Sentencia Definitiva de SUPREMA CORTE DE JUSTICIA DE LA PROVINCIA, 29 de Agosto de 1995, expediente Ac 50323

PresidenteLaborde - Mercader - San Martín - Pisano - Negri - Rodríguez Villar - Salas - Ghione - Hitters
Fecha de Resolución29 de Agosto de 1995
EmisorSUPREMA CORTE DE JUSTICIA DE LA PROVINCIA

Dictamen de la Procuración General:La Cámara de Apelación en lo Civil y Comercial de T.L. revocó la sentencia de primera instancia que había desestimado el interdicto de obra nueva promovido por O.C. contra M.L. de M. y, en consecuencia, condenó a esta última "a restablecer las cosas a su estado anterior al inicio de las obras que motivaron las presentes actuaciones..." (v. fs. 255/259; 234/237).

La vencida impugnó el pronunciamiento por medio de los recursos extraordinarios de inaplicabilidad de ley y nulidad de fs. 262/267 vta.

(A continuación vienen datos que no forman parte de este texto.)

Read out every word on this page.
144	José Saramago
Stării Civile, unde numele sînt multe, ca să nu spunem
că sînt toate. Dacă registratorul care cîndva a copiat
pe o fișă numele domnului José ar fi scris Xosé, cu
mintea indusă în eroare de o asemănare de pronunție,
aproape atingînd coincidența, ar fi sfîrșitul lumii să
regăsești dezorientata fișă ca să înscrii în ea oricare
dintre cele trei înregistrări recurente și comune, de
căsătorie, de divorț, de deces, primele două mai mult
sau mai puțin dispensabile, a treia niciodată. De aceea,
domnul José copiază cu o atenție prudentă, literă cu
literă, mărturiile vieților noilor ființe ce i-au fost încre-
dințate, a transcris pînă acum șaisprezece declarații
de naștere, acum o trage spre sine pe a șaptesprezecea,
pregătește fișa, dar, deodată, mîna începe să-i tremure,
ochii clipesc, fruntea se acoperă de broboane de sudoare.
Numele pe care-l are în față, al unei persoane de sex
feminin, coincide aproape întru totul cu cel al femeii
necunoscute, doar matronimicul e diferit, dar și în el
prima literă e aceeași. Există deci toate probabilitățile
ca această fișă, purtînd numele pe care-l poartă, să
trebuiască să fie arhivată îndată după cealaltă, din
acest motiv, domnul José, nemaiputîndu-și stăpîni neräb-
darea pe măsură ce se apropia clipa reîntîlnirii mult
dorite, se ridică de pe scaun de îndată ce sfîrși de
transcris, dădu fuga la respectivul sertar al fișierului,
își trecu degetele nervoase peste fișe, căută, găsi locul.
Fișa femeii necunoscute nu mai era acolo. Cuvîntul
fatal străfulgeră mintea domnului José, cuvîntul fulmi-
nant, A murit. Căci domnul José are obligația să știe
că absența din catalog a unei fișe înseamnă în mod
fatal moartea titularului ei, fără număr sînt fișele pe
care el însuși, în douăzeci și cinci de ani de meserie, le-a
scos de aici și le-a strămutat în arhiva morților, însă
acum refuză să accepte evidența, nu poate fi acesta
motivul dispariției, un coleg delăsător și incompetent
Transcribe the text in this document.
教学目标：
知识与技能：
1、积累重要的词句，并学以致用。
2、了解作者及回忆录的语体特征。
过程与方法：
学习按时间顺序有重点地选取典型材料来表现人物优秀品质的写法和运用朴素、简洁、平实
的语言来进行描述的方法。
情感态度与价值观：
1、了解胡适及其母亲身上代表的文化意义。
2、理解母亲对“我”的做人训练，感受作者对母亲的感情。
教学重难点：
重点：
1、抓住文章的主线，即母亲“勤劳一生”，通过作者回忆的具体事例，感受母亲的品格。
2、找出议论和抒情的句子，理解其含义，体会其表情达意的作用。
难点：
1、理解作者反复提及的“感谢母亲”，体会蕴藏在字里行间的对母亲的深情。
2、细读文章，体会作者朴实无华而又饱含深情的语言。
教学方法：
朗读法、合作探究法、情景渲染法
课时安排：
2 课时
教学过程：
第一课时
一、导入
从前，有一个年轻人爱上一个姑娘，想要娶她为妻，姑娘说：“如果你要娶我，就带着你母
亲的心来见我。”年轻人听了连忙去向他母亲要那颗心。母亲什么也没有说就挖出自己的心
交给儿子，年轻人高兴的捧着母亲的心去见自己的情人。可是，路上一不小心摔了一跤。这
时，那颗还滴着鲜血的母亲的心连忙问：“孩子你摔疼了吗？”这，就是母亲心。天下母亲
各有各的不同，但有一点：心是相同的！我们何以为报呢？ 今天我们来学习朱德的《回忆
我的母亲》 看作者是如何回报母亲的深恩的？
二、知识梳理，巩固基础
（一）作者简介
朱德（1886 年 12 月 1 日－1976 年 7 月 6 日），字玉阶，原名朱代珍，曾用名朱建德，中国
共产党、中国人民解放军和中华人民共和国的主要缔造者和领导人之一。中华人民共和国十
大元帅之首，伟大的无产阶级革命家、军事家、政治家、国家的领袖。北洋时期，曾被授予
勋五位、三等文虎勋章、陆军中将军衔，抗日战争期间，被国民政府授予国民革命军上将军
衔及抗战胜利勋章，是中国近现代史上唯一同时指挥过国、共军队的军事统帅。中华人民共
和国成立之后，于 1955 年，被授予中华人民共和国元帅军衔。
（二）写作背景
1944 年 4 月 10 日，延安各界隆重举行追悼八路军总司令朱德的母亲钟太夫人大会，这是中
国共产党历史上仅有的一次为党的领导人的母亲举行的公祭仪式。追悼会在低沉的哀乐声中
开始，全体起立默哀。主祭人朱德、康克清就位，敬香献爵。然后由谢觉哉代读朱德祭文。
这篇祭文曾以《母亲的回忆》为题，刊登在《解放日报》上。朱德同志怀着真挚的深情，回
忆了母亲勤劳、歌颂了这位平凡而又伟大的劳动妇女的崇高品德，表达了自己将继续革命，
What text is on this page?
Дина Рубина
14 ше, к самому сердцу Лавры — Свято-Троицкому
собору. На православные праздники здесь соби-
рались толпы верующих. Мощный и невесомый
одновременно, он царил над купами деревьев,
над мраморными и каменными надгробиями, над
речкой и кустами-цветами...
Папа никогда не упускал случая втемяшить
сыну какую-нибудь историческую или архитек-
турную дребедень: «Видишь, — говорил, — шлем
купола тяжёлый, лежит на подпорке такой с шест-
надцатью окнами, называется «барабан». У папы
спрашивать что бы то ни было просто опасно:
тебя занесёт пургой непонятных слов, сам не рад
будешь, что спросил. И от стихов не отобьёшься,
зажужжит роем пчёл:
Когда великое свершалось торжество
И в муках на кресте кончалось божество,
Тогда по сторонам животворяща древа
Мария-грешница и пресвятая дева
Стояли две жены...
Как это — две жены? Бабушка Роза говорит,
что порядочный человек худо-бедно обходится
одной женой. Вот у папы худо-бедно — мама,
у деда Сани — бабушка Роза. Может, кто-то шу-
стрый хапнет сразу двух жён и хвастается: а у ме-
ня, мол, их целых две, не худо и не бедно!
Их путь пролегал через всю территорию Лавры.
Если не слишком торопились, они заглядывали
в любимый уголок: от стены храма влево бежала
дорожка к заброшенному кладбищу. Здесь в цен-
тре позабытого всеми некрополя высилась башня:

El de nulidad -único sobre el cual corresponde mi dictamen- se funda en la violación del art. 156 de la Constitución de la Provincia. Señala la recurrente que se opuso a la demanda "alegando la conformidad de la actora para la realización de la obra", pero la Cámara limitó "el juzgamiento de tal asentimiento a la existencia o no de conformidad tácita", lo cual importa la preterición de una cuestión esencial.

En mi criterio, la sentencia es definitiva ("Acuerdos y Sentencias", 1988-III, 608), pero el recurso no puede prosperar.

En efecto, la cuestión fue abordada y resuelta como puede verse en fs. 257 "in fine" y 258, sin que pueda revisarse en el ámbito de este recurso el acierto de la decisión ("Acuerdos y Sentencias", 1985-III, 120).

Así lo dictamino.

La Plata, 21 de agosto de 1992 -L.M.N.

A C U E R D O

En la ciudad de La Plata, a 29 de agosto de 1995, habiéndose establecido, de conformidad con lo dispuesto en el Acuerdo 2078, que deberá observarse el siguiente orden de votación: doctoresL., M., S.M., P., N., R.V., S., G., Hitters, para pronunciar sentencia definitiva en la causa Ac. 50.323, "Correa, O. contra L. de M., M.. Interdicto de obra nueva".

A N T E C E D E N T E S

El Juzgado de Primera Instancia en lo Civil y Comercial Nº 2 del Departamento Judicial de T.L. desestimó el interdicto de obra nueva interpuesto.

La Cámara de Apelación departamental revocó la decisión. Se interpusieron, por la demandada, sendos recursos extraordinarios de nulidad e inaplicabilidad de ley.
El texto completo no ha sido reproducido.